The present study also showed that, there was an increased risk for CIN development in women who had history of STI’S with ORs of 2.866 (p<0.001). Out of 635/1077 (60.0) women who had history of STI’S,103/635(16.2) were diagnosed with CIN2, and 196/635 (30.9) with CIN3 respectively. Our findings are in agreement with other studies by Mosciski et al. (2001)who showed that, cervical infections with STI’S such as chlamydia trachomatis and HIV may increase susceptibility to cervical cancer development by inflammation or micro abrasions of the epithelium resulting from sexual intercourse. This may allow direct access to basal epithelium cell. It is possible that STI’S could enhance the oncogenic effect of an already established HPV infection by influencing local response (Schmuz et al., 1989).
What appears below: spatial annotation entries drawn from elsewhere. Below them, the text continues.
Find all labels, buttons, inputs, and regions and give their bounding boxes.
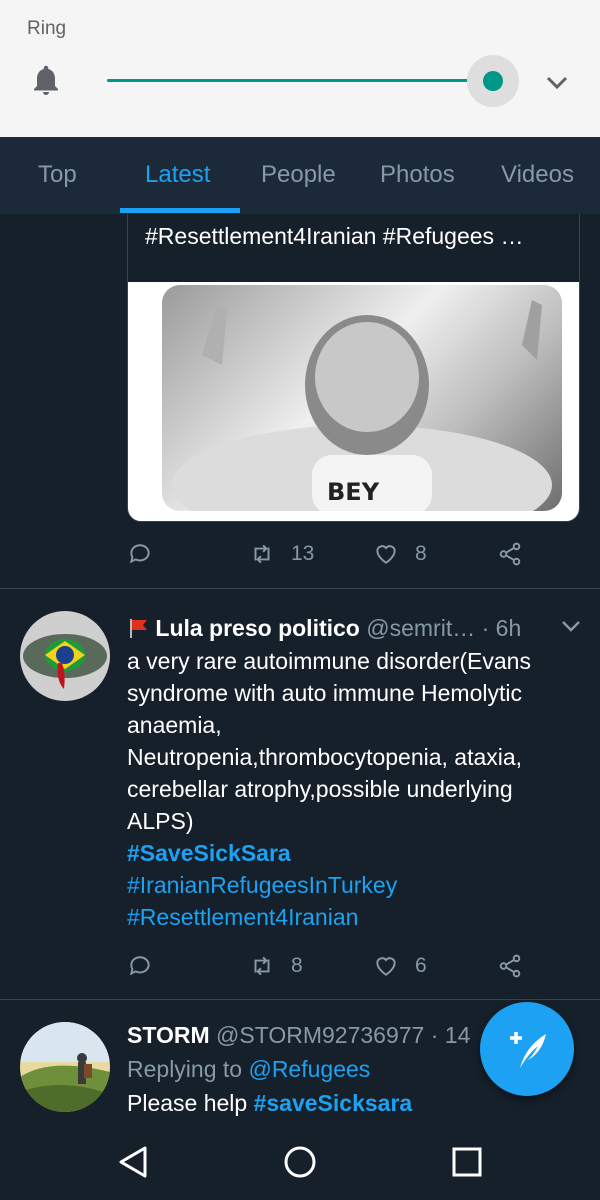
hashtag-link[interactable]: #IranianRefugeesInTurkey <box>127 869 572 901</box>
system-nav-bar <box>0 1122 600 1200</box>
recents-icon[interactable] <box>447 1142 487 1182</box>
tweet-actions: 8 6 <box>127 951 537 981</box>
avatar[interactable] <box>20 1022 110 1112</box>
share-icon <box>499 542 521 566</box>
tweet-divider <box>0 588 600 589</box>
replying-to-label: Replying to <box>127 1056 243 1082</box>
compose-feather-icon <box>510 1032 546 1068</box>
quoted-tweet-text: #Resettlement4Iranian #Refugees … <box>145 223 524 249</box>
replying-to: Replying to @Refugees <box>127 1056 370 1083</box>
tweet-divider <box>0 999 600 1000</box>
reply-button[interactable] <box>127 951 153 981</box>
tweet-text-line: anaemia, <box>127 712 222 738</box>
tweet-actions: 13 8 <box>127 539 537 569</box>
back-icon[interactable] <box>113 1142 153 1182</box>
retweet-button[interactable]: 8 <box>249 951 303 981</box>
retweet-button[interactable]: 13 <box>249 539 314 569</box>
active-tab-indicator <box>120 208 240 213</box>
quoted-tweet-text-area: #Resettlement4Iranian #Refugees … <box>128 214 579 282</box>
home-icon[interactable] <box>280 1142 320 1182</box>
volume-slider-thumb[interactable] <box>483 71 503 91</box>
like-count: 8 <box>415 542 427 565</box>
reply-icon <box>129 956 150 976</box>
tweet-text: Please help #saveSicksara <box>127 1090 412 1117</box>
reply-button[interactable] <box>127 539 153 569</box>
quoted-tweet-photo[interactable]: BEY <box>162 285 562 511</box>
share-button[interactable] <box>497 951 523 981</box>
volume-panel: Ring <box>0 0 600 137</box>
hashtag-link[interactable]: #saveSicksara <box>254 1090 413 1116</box>
hashtag-link[interactable]: #SaveSickSara <box>127 837 572 869</box>
retweet-count: 13 <box>291 542 315 565</box>
avatar[interactable] <box>20 611 110 701</box>
retweet-icon <box>254 544 270 564</box>
tweet-header: STORM @STORM92736977 · 14 <box>127 1022 487 1049</box>
chevron-down-icon[interactable] <box>560 619 582 633</box>
bell-icon[interactable] <box>28 62 64 98</box>
tweet-time: · 6h <box>481 615 522 641</box>
tweet-text-line: syndrome with auto immune Hemolytic <box>127 680 522 706</box>
red-flag-icon <box>127 617 149 639</box>
tweet-time: · 14 <box>430 1022 471 1048</box>
tweet-text: a very rare autoimmune disorder(Evans sy… <box>127 645 572 933</box>
svg-text:BEY: BEY <box>327 478 380 506</box>
tab-videos[interactable]: Videos <box>501 161 574 189</box>
tweet-text-line: cerebellar atrophy,possible underlying <box>127 776 513 802</box>
tweet-header: Lula preso politico @semrit… · 6h <box>127 614 582 642</box>
author-handle[interactable]: @semrit… <box>366 615 475 641</box>
chevron-down-icon[interactable] <box>543 70 571 94</box>
tweet-text-line: Neutropenia,thrombocytopenia, ataxia, <box>127 744 523 770</box>
retweet-icon <box>254 956 270 976</box>
compose-tweet-button[interactable] <box>480 1002 574 1096</box>
author-name[interactable]: STORM <box>127 1022 210 1048</box>
quoted-tweet-card[interactable]: #Resettlement4Iranian #Refugees … BEY <box>127 214 580 522</box>
tab-top[interactable]: Top <box>38 161 77 189</box>
like-count: 6 <box>415 954 427 977</box>
tweet-text-line: a very rare autoimmune disorder(Evans <box>127 648 531 674</box>
tab-photos[interactable]: Photos <box>380 161 455 189</box>
retweet-count: 8 <box>291 954 303 977</box>
heart-icon <box>376 957 396 976</box>
tweet-text-line: Please help <box>127 1090 248 1116</box>
reply-icon <box>129 544 150 564</box>
like-button[interactable]: 6 <box>373 951 427 981</box>
hashtag-link[interactable]: #Resettlement4Iranian <box>127 901 572 933</box>
volume-slider-track[interactable] <box>107 79 493 82</box>
share-button[interactable] <box>497 539 523 569</box>
author-handle[interactable]: @STORM92736977 <box>216 1022 424 1048</box>
share-icon <box>499 954 521 978</box>
tweet-text-line: ALPS) <box>127 808 194 834</box>
heart-icon <box>376 545 396 564</box>
like-button[interactable]: 8 <box>373 539 427 569</box>
tab-latest[interactable]: Latest <box>145 161 210 189</box>
author-name[interactable]: Lula preso politico <box>155 615 359 641</box>
replying-to-link[interactable]: @Refugees <box>248 1056 370 1082</box>
volume-stream-title: Ring <box>27 18 67 39</box>
search-tabs: Top Latest People Photos Videos <box>0 137 600 214</box>
tab-people[interactable]: People <box>261 161 336 189</box>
Last but not the least, cervical intraepithelial neoplasia has long been associated with HIV infection, and in fact, it was added as an AIDS-defining illness to early AIDS case definitions by the CDC. In the present study, women who were HIV positive had an increased risk of CIN development with ORs of 0.295(p<0.001). As women with HIV have a higher frequency of HPV coinfections, rates of pre-cancer and cancer are typically higher. Previous studies in sub-Saharan Africa have demonstrated a consistent association of cervical cancer and HIV in Senegal (Holmes et al., 2009); South Africa, Zimbabwe (Moodley, 2006); and also in other low-and middle income countries (Forhan et al., 2015).

 


 CONCLUSION

This study showed that the prevalence of cervical intraepithelial neoplasia infections was high in the studied population of women in Eastern Uganda. Age at first intercourse, multiple sexual partners, Infection with HIV, long-term use of oral contraceptives, and cervical infections with STI had statistically significant associations with high grade of cervical intraepithelial neoplasia development. There is need for effective and affordable screening methods for early detection of precancerous lesions and treatment in poor resource setting

 


 CONFLICT OF INTERESTS

The authors have not declared any conflict of interests.